Charakter: Im Ost-RPG ist der Charakter / die Charaktere meistens ziemlich in den Plot eingebunden. Man schließt den Chara ins Herz, da man im Laufe der Geschichte viel mehr über ihn und seine Motivationen erfährt und er sich auch weiterentwickelt (dafür ein recht bekanntes Beispiel: Squall aus FF8). Der Spieler hat meistens keine große Möglichkeit, sich mit dem Chara zu identifizieren, jedoch baut er eine emotionale Beziehung zu diesem auf (die kann positiv oder negativ sein, Tidus z.B. hab ich nie gemocht *gg*). Auch diese emotionale Beziehung zu dem Charakter stärkt seine Verankerung in der Spielwelt und der Story.

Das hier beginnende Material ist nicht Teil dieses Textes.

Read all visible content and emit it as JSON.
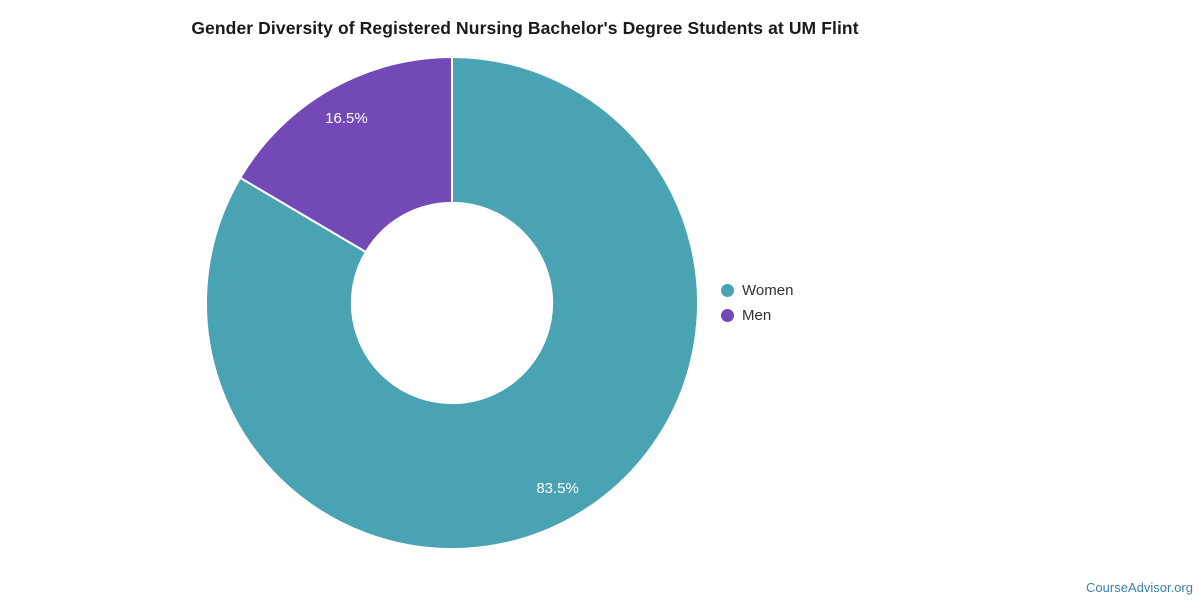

Im West-RPG dient der Charakter eher als Avatar, d.h. als Projektion des Spielers in der dargebotenen Spielwelt. Als Folge davon hat man keine solche emotionale Beziehung zum Charakter wie in Ost-RPG, man ist ja auch nicht so sehr der "Zuschauer", sondern nimmt durch den Avatar aktiv am Spielgeschehen teil und interagiert auch selbst mit der Spielwelt. Daß der Charakter dadurch weniger ausgebaut ist als in einem Ost-RPG ist irgendwie logisch, da der Charakter ja von den Vorstellungen des Spielers gefüllt wird. Natürlich kann dieses Konzept auch sehr gut erweitert werden, z.B. n Planescape: Torment, worin man immer mehr über seine Vergangenheit erfährt. Allerdings ist hier die Avatarrolle so stark, daß man nicht denkt "Aha, wieder ein Detail über Held XYZs Vergangenheit" sondern eher "Aha, wieder was über mich selbst herausgefunden".

Spielwelt: In Ost-RPGs ist die Spielwelt oftmals recht bunt und vielfältig, oftmals werden auch komische Elemente eingebaut, um die Spielwelt lebendig wirken zu lassen. Allerdings ist die Spielwelt oftmals sehr stark an den Hauptplot gebunden, wodurch sie nicht allzu eigenständig wirkt. Es fehlt irgendwie das Gefühl, daß die NPCs, die man trifft, ein selbständiges Leben führen, auch dann, wenn man grade nicht in ihrer Nähe ist. Vielmehr scheint es, als seien die Personen nur dazu erschaffen worden, damit der Spieler mit ihnen reden kann.
In West-RPGs wirkt die Spielwelt viel autarker und eigenständiger. Jede Person, die man trifft, scheint über eigene Ziele und Hintergründe zu verfügen, und oftmals hat das Verhalten des Spielers Einfluß darauf, wie einem begegnet wird. Die Spielwelt entwickelt sich auch nicht um den Hauptplot herum, sondern umgekehrt: Der Plot findet in dieser Spielwelt statt, er ist ein Ereignis dieser Welt und nicht ihr Existenzgrund. Dadurch wird der Spieler vielmehr in die Welt integriert, wobei auch wieder das Avatar-Modell dafür sorgt, nicht nur als unbedarfter Zuschauer eine gewisse Meinung von den einzelnen Orten zu haben, sondern daß man eher schon eine richtige Liebe zu Dorf XY und zu Firmengebäude Z entwickelt.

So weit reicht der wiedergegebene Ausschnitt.